Menstrual Huts (BBC)
The practice of chhaupadi originates from the superstition that menstruation causes women to be temporarily impure, based on the myth that Indra created menstruation as a means to distribute a curse. In this logic, it is believed that if a menstruating woman touches a tree, it will never again bear fruit; if she consumes milk, the cow will not give any more milk; if she reads a book, Saraswati, the goddess of education, will become angry; if she touches a man, he will be ill. It is considered to be so impure that whatever she does ends up being a misfortune.
Chhaupadi was outlawed by the Supreme Court of Nepal in 2005, but the tradition has been slow to change. In 2017, Nepal passed a law punishing people who force women into exile during menstruating with up to three months in jail or a fine of 3,000 Nepalese rupees. The tradition, associated with Hinduism, controls what a women can eat, where she sleeps and who she can interact with during her monthly cycle. Many adherents believe that disobeying the rules invites misfortune and death.

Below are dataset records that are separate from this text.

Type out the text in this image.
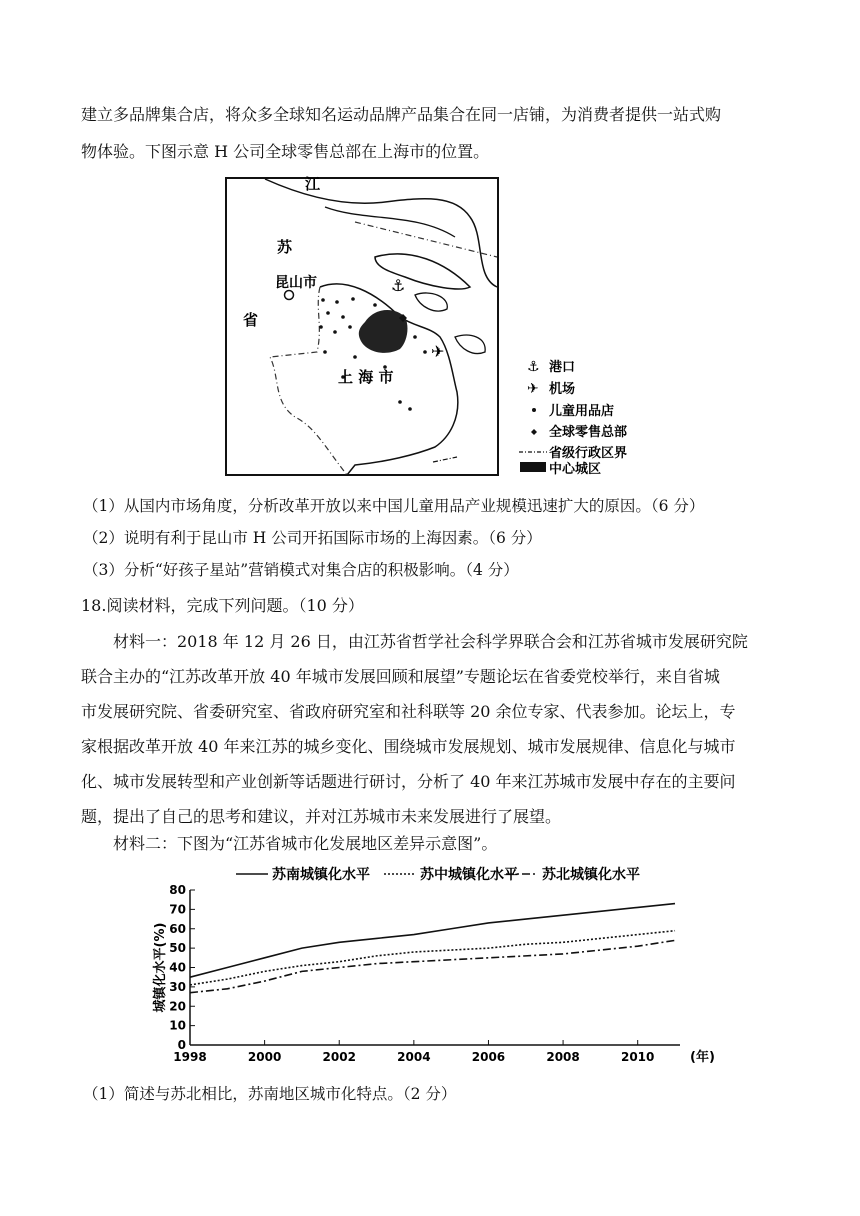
建立多品牌集合店，将众多全球知名运动品牌产品集合在同一店铺，为消费者提供一站式购
物体验。下图示意 H 公司全球零售总部在上海市的位置。
⚓
✈
江
苏
昆山市
省
上 海 市
⚓ 港口
✈ 机场
儿童用品店
全球零售总部
省级行政区界
中心城区
（1）从国内市场角度，分析改革开放以来中国儿童用品产业规模迅速扩大的原因。（6 分）
（2）说明有利于昆山市 H 公司开拓国际市场的上海因素。（6 分）
（3）分析“好孩子星站”营销模式对集合店的积极影响。（4 分）
18.阅读材料，完成下列问题。（10 分）
材料一：2018 年 12 月 26 日，由江苏省哲学社会科学界联合会和江苏省城市发展研究院
联合主办的“江苏改革开放 40 年城市发展回顾和展望”专题论坛在省委党校举行，来自省城
市发展研究院、省委研究室、省政府研究室和社科联等 20 余位专家、代表参加。论坛上，专
家根据改革开放 40 年来江苏的城乡变化、围绕城市发展规划、城市发展规律、信息化与城市
化、城市发展转型和产业创新等话题进行研讨，分析了 40 年来江苏城市发展中存在的主要问
题，提出了自己的思考和建议，并对江苏城市未来发展进行了展望。
材料二：下图为“江苏省城市化发展地区差异示意图”。
0
10
20
30
40
50
60
70
80
1998	2000	2002	2004	2006	2008	2010	(年)
城镇化水平(%)
苏南城镇化水平	苏中城镇化水平 苏北城镇化水平
（1）简述与苏北相比，苏南地区城市化特点。（2 分）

Although NGOs are advocating against the blind belief and even educating the people, most women are unable to let go the tradition because of societal norms and religion,” said Judda Bahadur Rawal, the programme manager from an advocacy group in Bajura district. Agni Shahi, NGO Federation president for Bajura, said that, despite ongoing education programmes, it had been “a real struggle to make the women let go of the belief that’s been plaguing the country”.
Till now so many deaths relating to menstrual torture has occurred in various parts, particularly in country’s poor western regions. Some have gone untold. On January 2018, a woman suffocated to death in a shed and the previous year, a teenager was bitten by a snake and lost her life. Among so many tragic incidents, still the myth is said to be in practice.